Assuming that Apple was given the choice to migrate to either the CELL processor or its cousin, the Xenon processor, Apple would have assuredly objected to a next generation processor that has significantly lower single-threaded scalar performance than the previous generation processor. Although the emulation required for the m68K to PPC and a PPC to x86 transitions would introduce similar issues, once applications have been recompiled for the new ISA, the new machines would have far better performance or power usage. However, it is vastly more difficult to improve performance for most software when moving from a heavy weight single threaded processor to a light(er) weight multithreaded programming platform. The simple fact is that despite advances in software technology, single threaded performance is still vital for personal desktop and notebook computers, and it is uncertain whether the highly threaded (and possibly asymmetric) software tool chain can achieve high performance for general classes of applications. In this scenario, it is likely that the DD2 PPE was enhanced to make the CELL processor more palatable to Apple, and that this enhancement accounts for the difference in die area.

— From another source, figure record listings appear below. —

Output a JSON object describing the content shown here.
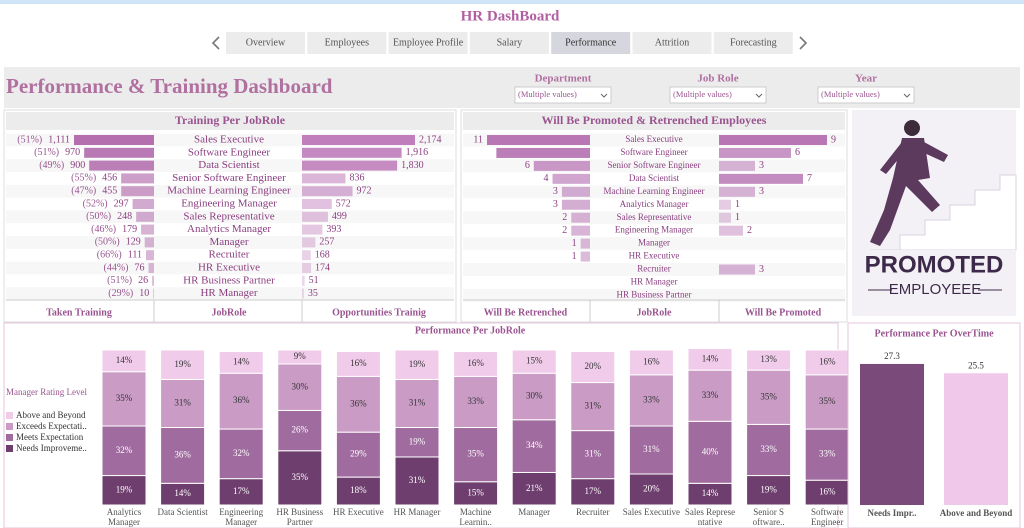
{
  "header": {
    "title": "HR DashBoard"
  },
  "nav": {
    "tabs": [
      "Overview",
      "Employees",
      "Employee Profile",
      "Salary",
      "Performance",
      "Attrition",
      "Forecasting"
    ],
    "active": 4
  },
  "dashboard_title": "Performance & Training Dashboard",
  "filters": [
    {
      "label": "Department",
      "value": "(Multiple values)"
    },
    {
      "label": "Job Role",
      "value": "(Multiple values)"
    },
    {
      "label": "Year",
      "value": "(Multiple values)"
    }
  ],
  "image": {
    "texts": [
      "PROMOTED",
      "EMPLOYEEE"
    ]
  },
  "chart_data": [
    {
      "type": "diverging_bar",
      "title": "Training Per JobRole",
      "category_header": "JobRole",
      "categories": [
        "Sales Executive",
        "Software Engineer",
        "Data Scientist",
        "Senior Software Engineer",
        "Machine Learning Engineer",
        "Engineering Manager",
        "Sales Representative",
        "Analytics Manager",
        "Manager",
        "Recruiter",
        "HR Executive",
        "HR Business Partner",
        "HR Manager"
      ],
      "series": [
        {
          "name": "Taken Training",
          "color": "#b36fae",
          "values": [
            1111,
            970,
            900,
            456,
            455,
            297,
            248,
            179,
            129,
            111,
            76,
            26,
            10
          ],
          "value_labels": [
            "1,111",
            "970",
            "900",
            "456",
            "455",
            "297",
            "248",
            "179",
            "129",
            "111",
            "76",
            "26",
            "10"
          ],
          "shares": [
            51,
            51,
            49,
            55,
            47,
            52,
            50,
            46,
            50,
            66,
            44,
            51,
            29
          ],
          "share_labels": [
            "(51%)",
            "(51%)",
            "(49%)",
            "(55%)",
            "(47%)",
            "(52%)",
            "(50%)",
            "(46%)",
            "(50%)",
            "(66%)",
            "(44%)",
            "(51%)",
            "(29%)"
          ]
        },
        {
          "name": "Opportunities Trainig",
          "color": "#c07fbc",
          "values": [
            2174,
            1916,
            1830,
            836,
            972,
            572,
            499,
            393,
            257,
            168,
            174,
            51,
            35
          ],
          "value_labels": [
            "2,174",
            "1,916",
            "1,830",
            "836",
            "972",
            "572",
            "499",
            "393",
            "257",
            "168",
            "174",
            "51",
            "35"
          ]
        }
      ]
    },
    {
      "type": "diverging_bar",
      "title": "Will Be Promoted & Retrenched Employees",
      "category_header": "JobRole",
      "categories": [
        "Sales Executive",
        "Software Engineer",
        "Senior Software Engineer",
        "Data Scientist",
        "Machine Learning Engineer",
        "Analytics Manager",
        "Sales Representative",
        "Engineering Manager",
        "Manager",
        "HR Executive",
        "Recruiter",
        "HR Manager",
        "HR Business Partner"
      ],
      "series": [
        {
          "name": "Will Be Retrenched",
          "color": "#b877b4",
          "values": [
            11,
            10,
            6,
            4,
            3,
            3,
            2,
            2,
            1,
            1,
            null,
            null,
            null
          ],
          "value_labels": [
            "11",
            null,
            "6",
            "4",
            "3",
            "3",
            "2",
            "2",
            "1",
            "1",
            null,
            null,
            null
          ]
        },
        {
          "name": "Will Be Promoted",
          "color": "#b877b4",
          "values": [
            9,
            6,
            3,
            7,
            3,
            1,
            1,
            2,
            null,
            null,
            3,
            null,
            null
          ]
        }
      ]
    },
    {
      "type": "stacked_bar_100",
      "title": "Performance Per JobRole",
      "legend_title": "Manager Rating Level",
      "categories": [
        "Analytics Manager",
        "Data Scientist",
        "Engineering Manager",
        "HR Business Partner",
        "HR Executive",
        "HR Manager",
        "Machine Learnin..",
        "Manager",
        "Recruiter",
        "Sales Executive",
        "Sales Represe ntative",
        "Senior S oftware..",
        "Software Engineer"
      ],
      "ylim": [
        0,
        100
      ],
      "series": [
        {
          "name": "Above and Beyond",
          "color": "#f0cbea",
          "values": [
            14,
            19,
            14,
            9,
            16,
            19,
            16,
            15,
            20,
            16,
            14,
            13,
            16
          ],
          "value_labels": [
            "14%",
            "19%",
            "14%",
            "9%",
            "16%",
            "19%",
            "16%",
            "15%",
            "20%",
            "16%",
            "14%",
            "13%",
            "16%"
          ]
        },
        {
          "name": "Exceeds Expectati..",
          "color": "#c99bc5",
          "values": [
            35,
            31,
            36,
            30,
            36,
            31,
            33,
            30,
            31,
            33,
            33,
            35,
            35
          ],
          "value_labels": [
            "35%",
            "31%",
            "36%",
            "30%",
            "36%",
            "31%",
            "33%",
            "30%",
            "31%",
            "33%",
            "33%",
            "35%",
            "35%"
          ]
        },
        {
          "name": "Meets Expectation",
          "color": "#a06c9f",
          "values": [
            32,
            36,
            32,
            26,
            29,
            19,
            35,
            34,
            31,
            31,
            40,
            33,
            33
          ],
          "value_labels": [
            "32%",
            "36%",
            "32%",
            "26%",
            "29%",
            "19%",
            "35%",
            "34%",
            "31%",
            "31%",
            "40%",
            "33%",
            "33%"
          ]
        },
        {
          "name": "Needs Improveme..",
          "color": "#6e3f6e",
          "values": [
            19,
            14,
            17,
            35,
            18,
            31,
            15,
            21,
            17,
            20,
            14,
            19,
            16
          ],
          "value_labels": [
            "19%",
            "14%",
            "17%",
            "35%",
            "18%",
            "31%",
            "15%",
            "21%",
            "17%",
            "20%",
            "14%",
            "19%",
            "16%"
          ]
        }
      ]
    },
    {
      "type": "bar",
      "title": "Performance Per  OverTime",
      "categories": [
        "Needs Impr..",
        "Above and Beyond"
      ],
      "values": [
        27.3,
        25.5
      ],
      "colors": [
        "#7a4b7a",
        "#efc8ea"
      ],
      "ylim": [
        0,
        30
      ]
    }
  ]
}
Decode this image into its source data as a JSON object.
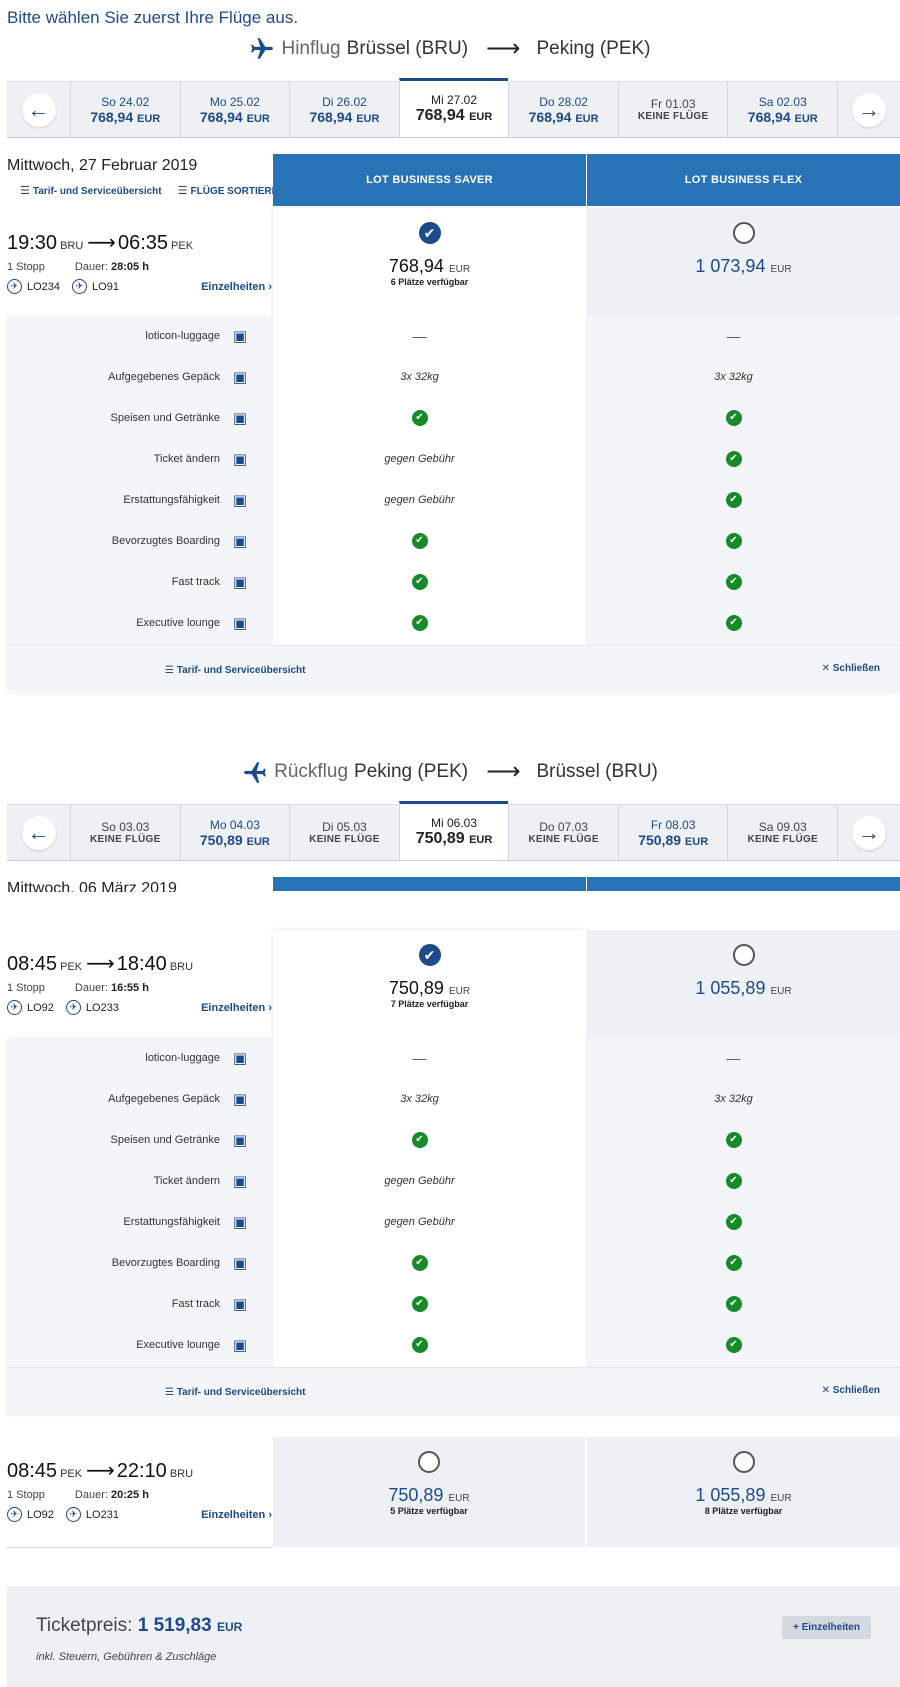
{
  "intro": "Bitte wählen Sie zuerst Ihre Flüge aus.",
  "colors": {
    "brand": "#1d4a8a",
    "fare_header": "#2873b5",
    "check": "#178a2a"
  },
  "outbound": {
    "kind": "Hinflug",
    "from": "Brüssel (BRU)",
    "to": "Peking (PEK)",
    "dates": [
      {
        "label": "So 24.02",
        "price": "768,94",
        "cur": "EUR"
      },
      {
        "label": "Mo 25.02",
        "price": "768,94",
        "cur": "EUR"
      },
      {
        "label": "Di 26.02",
        "price": "768,94",
        "cur": "EUR"
      },
      {
        "label": "Mi 27.02",
        "price": "768,94",
        "cur": "EUR",
        "selected": true
      },
      {
        "label": "Do 28.02",
        "price": "768,94",
        "cur": "EUR"
      },
      {
        "label": "Fr 01.03",
        "price": "KEINE FLÜGE",
        "cur": ""
      },
      {
        "label": "Sa 02.03",
        "price": "768,94",
        "cur": "EUR"
      }
    ],
    "day_title": "Mittwoch, 27 Februar 2019",
    "tool_fare": "Tarif- und Serviceübersicht",
    "tool_sort": "FLÜGE SORTIEREN",
    "fare_saver": "LOT BUSINESS SAVER",
    "fare_flex": "LOT BUSINESS FLEX",
    "flight": {
      "dep": "19:30",
      "dep_code": "BRU",
      "arr": "06:35",
      "arr_code": "PEK",
      "stops": "1 Stopp",
      "dur_label": "Dauer:",
      "dur": "28:05 h",
      "leg1": "LO234",
      "leg2": "LO91",
      "details": "Einzelheiten"
    },
    "saver_price": "768,94",
    "saver_seats": "6 Plätze verfügbar",
    "flex_price": "1 073,94",
    "cur": "EUR"
  },
  "services": [
    {
      "label": "loticon-luggage",
      "icon": "luggage-icon",
      "saver": "—",
      "flex": "—"
    },
    {
      "label": "Aufgegebenes Gepäck",
      "icon": "checked-bag-icon",
      "saver": "3x 32kg",
      "flex": "3x 32kg"
    },
    {
      "label": "Speisen und Getränke",
      "icon": "meal-icon",
      "saver": "✔",
      "flex": "✔"
    },
    {
      "label": "Ticket ändern",
      "icon": "calendar-change-icon",
      "saver": "gegen Gebühr",
      "flex": "✔"
    },
    {
      "label": "Erstattungsfähigkeit",
      "icon": "refund-ticket-icon",
      "saver": "gegen Gebühr",
      "flex": "✔"
    },
    {
      "label": "Bevorzugtes Boarding",
      "icon": "priority-boarding-icon",
      "saver": "✔",
      "flex": "✔"
    },
    {
      "label": "Fast track",
      "icon": "fast-track-icon",
      "saver": "✔",
      "flex": "✔"
    },
    {
      "label": "Executive lounge",
      "icon": "lounge-icon",
      "saver": "✔",
      "flex": "✔"
    }
  ],
  "svc_footer_left": "Tarif- und Serviceübersicht",
  "svc_footer_right": "Schließen",
  "return": {
    "kind": "Rückflug",
    "from": "Peking (PEK)",
    "to": "Brüssel (BRU)",
    "dates": [
      {
        "label": "So 03.03",
        "price": "KEINE FLÜGE",
        "cur": ""
      },
      {
        "label": "Mo 04.03",
        "price": "750,89",
        "cur": "EUR"
      },
      {
        "label": "Di 05.03",
        "price": "KEINE FLÜGE",
        "cur": ""
      },
      {
        "label": "Mi 06.03",
        "price": "750,89",
        "cur": "EUR",
        "selected": true
      },
      {
        "label": "Do 07.03",
        "price": "KEINE FLÜGE",
        "cur": ""
      },
      {
        "label": "Fr 08.03",
        "price": "750,89",
        "cur": "EUR"
      },
      {
        "label": "Sa 09.03",
        "price": "KEINE FLÜGE",
        "cur": ""
      }
    ],
    "day_title": "Mittwoch, 06 März 2019",
    "flight1": {
      "dep": "08:45",
      "dep_code": "PEK",
      "arr": "18:40",
      "arr_code": "BRU",
      "stops": "1 Stopp",
      "dur_label": "Dauer:",
      "dur": "16:55 h",
      "leg1": "LO92",
      "leg2": "LO233",
      "details": "Einzelheiten",
      "saver_price": "750,89",
      "saver_seats": "7 Plätze verfügbar",
      "flex_price": "1 055,89"
    },
    "flight2": {
      "dep": "08:45",
      "dep_code": "PEK",
      "arr": "22:10",
      "arr_code": "BRU",
      "stops": "1 Stopp",
      "dur_label": "Dauer:",
      "dur": "20:25 h",
      "leg1": "LO92",
      "leg2": "LO231",
      "details": "Einzelheiten",
      "saver_price": "750,89",
      "saver_seats": "5 Plätze verfügbar",
      "flex_price": "1 055,89",
      "flex_seats": "8 Plätze verfügbar"
    },
    "cur": "EUR"
  },
  "ticket": {
    "label": "Ticketpreis:",
    "price": "1 519,83",
    "cur": "EUR",
    "tax": "inkl. Steuern, Gebühren & Zuschläge",
    "details_btn": "+ Einzelheiten"
  }
}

Finally, despite the supposition that the DD2 PPE is a design change driven by Apple, the possibility remains that the DD2 was also needed to augment the PPE’s ability to perform the real-time scheduling required by the envisioned programming model. However, it is difficult to believe that STI could have blundered so badly in the microarchitectural definition phase and design of the DD1 PPE as to render it unable to meet the real-time scheduling requirements of the CELL processor. Moreover, a closer inspection of the DD1 and DD2 PPE photo micrographs reveals that the DD2 PPE contains more SIMD/vector execution resources than the DD1 PPE. Presumably, these additional vector resources are not required for real-time scheduling, but would be required to sustain peak throughput for carefully tuned Altivec code. The presence of the additional vector resources in the DD2 PPE thus bolsters the argument that the larger and more robust DD2 PPE was driven by considerations other than the real time scheduling requirements. Certainly the answer may be a combination of both, but the scheduling of the DD2 tapeout and Apple’s subsequent timing in announcing the transition to Intel processors suggests that a desire on IBM’s part to get Apple to adopt the CELL processor may have had a role in the enhancement of the PPE in the DD2 CELL processor.